For McKinnon, her best educated guess about a binary pulsar system consisting of two stars that creates a deadly burst of gamma rays approximately every 46 minutes turned out to be less science fiction and more science fact. “It was close enough that three years later, scientists discovered this in real life,” says McKinnon.

Houston, I have a bad feeling about this mission – Gravity

Unfortunately, however, it’s not a perfect system and sometimes a scientist’s advice doesn’t make the cut. “One of the misconceptions people have is that science advisers have copyeditor-like discretion over the science,” says Grazier. “For the writer, we are just one more voice or set of notes; not everyone listens to the science advisers.”

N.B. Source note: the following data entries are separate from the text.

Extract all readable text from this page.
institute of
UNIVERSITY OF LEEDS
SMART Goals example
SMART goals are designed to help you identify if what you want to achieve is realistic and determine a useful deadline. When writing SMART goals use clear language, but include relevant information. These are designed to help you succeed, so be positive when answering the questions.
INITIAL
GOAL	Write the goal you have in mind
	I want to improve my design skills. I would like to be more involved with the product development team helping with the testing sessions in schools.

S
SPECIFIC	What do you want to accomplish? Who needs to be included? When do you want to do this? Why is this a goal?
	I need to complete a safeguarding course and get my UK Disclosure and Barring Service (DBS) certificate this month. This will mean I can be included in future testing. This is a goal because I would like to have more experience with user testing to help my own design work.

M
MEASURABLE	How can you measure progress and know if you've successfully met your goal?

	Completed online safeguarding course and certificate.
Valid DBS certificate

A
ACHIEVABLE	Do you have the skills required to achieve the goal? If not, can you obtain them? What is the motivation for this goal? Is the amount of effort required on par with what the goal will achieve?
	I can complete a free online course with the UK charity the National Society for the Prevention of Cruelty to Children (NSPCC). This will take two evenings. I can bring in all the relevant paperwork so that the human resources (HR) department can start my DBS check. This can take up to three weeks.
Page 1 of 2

Kakalios agrees. “Sometimes the decision comes down to: does Hollywood want to antagonize a million rabid fans or one physics professor from Minnesota,” he says. “I know the decision I’d make and I’m the physics professor from Minnesota!”

Johnson also thinks that the movie industry hasn’t yet learned the value a science adviser can add. “Writers and directors still think of us as a necessary evil to check a couple of things so that they aren’t glaringly wrong, and no-one knows what stage to call us in. It is changing in a positive direction but there is a long way to go.” According to Johnson, ideally a writer working on a science-heavy film should talk to a scientist at an early stage, when they can offer ideas that improve the story and ensure that the science isn’t just there for decoration.

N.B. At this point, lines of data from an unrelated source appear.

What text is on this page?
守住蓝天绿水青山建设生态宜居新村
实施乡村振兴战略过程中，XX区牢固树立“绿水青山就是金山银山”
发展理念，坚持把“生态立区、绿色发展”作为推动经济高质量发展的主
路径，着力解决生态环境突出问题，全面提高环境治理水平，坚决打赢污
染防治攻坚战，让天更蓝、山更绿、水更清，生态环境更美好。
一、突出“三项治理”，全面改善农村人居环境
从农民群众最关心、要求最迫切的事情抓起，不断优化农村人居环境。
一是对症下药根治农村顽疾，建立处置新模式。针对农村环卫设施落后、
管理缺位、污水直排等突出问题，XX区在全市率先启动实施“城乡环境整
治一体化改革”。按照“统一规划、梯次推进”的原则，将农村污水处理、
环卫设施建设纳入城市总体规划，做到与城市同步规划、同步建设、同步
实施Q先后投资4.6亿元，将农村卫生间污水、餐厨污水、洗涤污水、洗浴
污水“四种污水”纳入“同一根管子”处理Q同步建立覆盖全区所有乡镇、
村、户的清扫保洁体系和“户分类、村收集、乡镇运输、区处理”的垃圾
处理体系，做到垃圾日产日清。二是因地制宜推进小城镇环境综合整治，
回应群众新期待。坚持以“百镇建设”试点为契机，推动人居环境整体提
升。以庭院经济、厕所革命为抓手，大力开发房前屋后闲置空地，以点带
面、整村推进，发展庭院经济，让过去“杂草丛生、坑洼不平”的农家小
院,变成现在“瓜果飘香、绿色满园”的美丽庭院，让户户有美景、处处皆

As with most industries, however, it comes down to money. “Until they [filmmakers] realize that it makes sense monetarily to do it, change will be slow,” Johnson concludes. But with the highest grossing film ever at the time of writing being Marvel’s Avengers: Endgame – a film franchise that frequently uses science advisers – perhaps we’ll be seeing fewer scenes like Lucy’s brain myth.

Science advisers on good movie science

Tornado

Because of my fascination with severe weather and natural disasters, two of my favourite science movies are Twister (1996) and Dante’s Peak (1997). And while doing my own research into these films, I discovered in fact that both used science advisers. Meteorologists at the National Oceanic and Atmospheric Administration’s Severe Storms Laboratory taught the Twister crew about storm chasing, and volcanologists at the United States Geological Survey were technical consultants on Dante’s Peak.

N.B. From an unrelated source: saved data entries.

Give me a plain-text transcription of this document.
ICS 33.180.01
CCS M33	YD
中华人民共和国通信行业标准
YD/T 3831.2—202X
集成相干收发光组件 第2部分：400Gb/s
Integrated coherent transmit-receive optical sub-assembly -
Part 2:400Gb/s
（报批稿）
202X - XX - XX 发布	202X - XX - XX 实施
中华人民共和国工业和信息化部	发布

But what about the science advisers I spoke to for this article? What are their favourite depictions of physics on screen?

“I loved the world created in Star Wars,” says Rhett Allain. “And things like the visual of the black hole in Interstellar.” As for Kevin Grazier, he cites 2010: the Year We Make Contact (1985) as a favourite, referring to the sequel of the 1968 classic 2001: A Space Odyssey. “What is interesting is that two of the most exciting scenes in that movie involve getting a relative velocity under the escape velocity and getting a relative velocity over the escape velocity,” Grazier says.

Most science advisers I spoke to, however, highlighted the 2015 Ridley Scott epic The Martian as an example of a movie that represents science well. “I think The Martian did a very good job of sticking pretty darn close to scientifically respectable ideas and, even better than that, it was really a window into doing science in a very high-pressure environment,” says Sean Carroll. “That is what I liked most of all; not the facts about the science being right or wrong, but some impression of how science gets done.”

Clifford Johnson has high praise too for The Martian, which starred Matt Damon struggling to survive alone on the red planet. “One of the things that The Martian did extremely well – which is rare to see – is showing the scientific process,” he explains. “There are entire scenes where we watch the lead character try and figure stuff out to improve his situation; he does experiments; he makes mistakes and tries again. You hardly ever see that in movies.”

“The other thing that was great about that movie was showing the collaboration between scientists,” Johnson continues. “You see the lead character working with his colleagues on Earth and you get to see a full spectrum of different people who can be scientists.”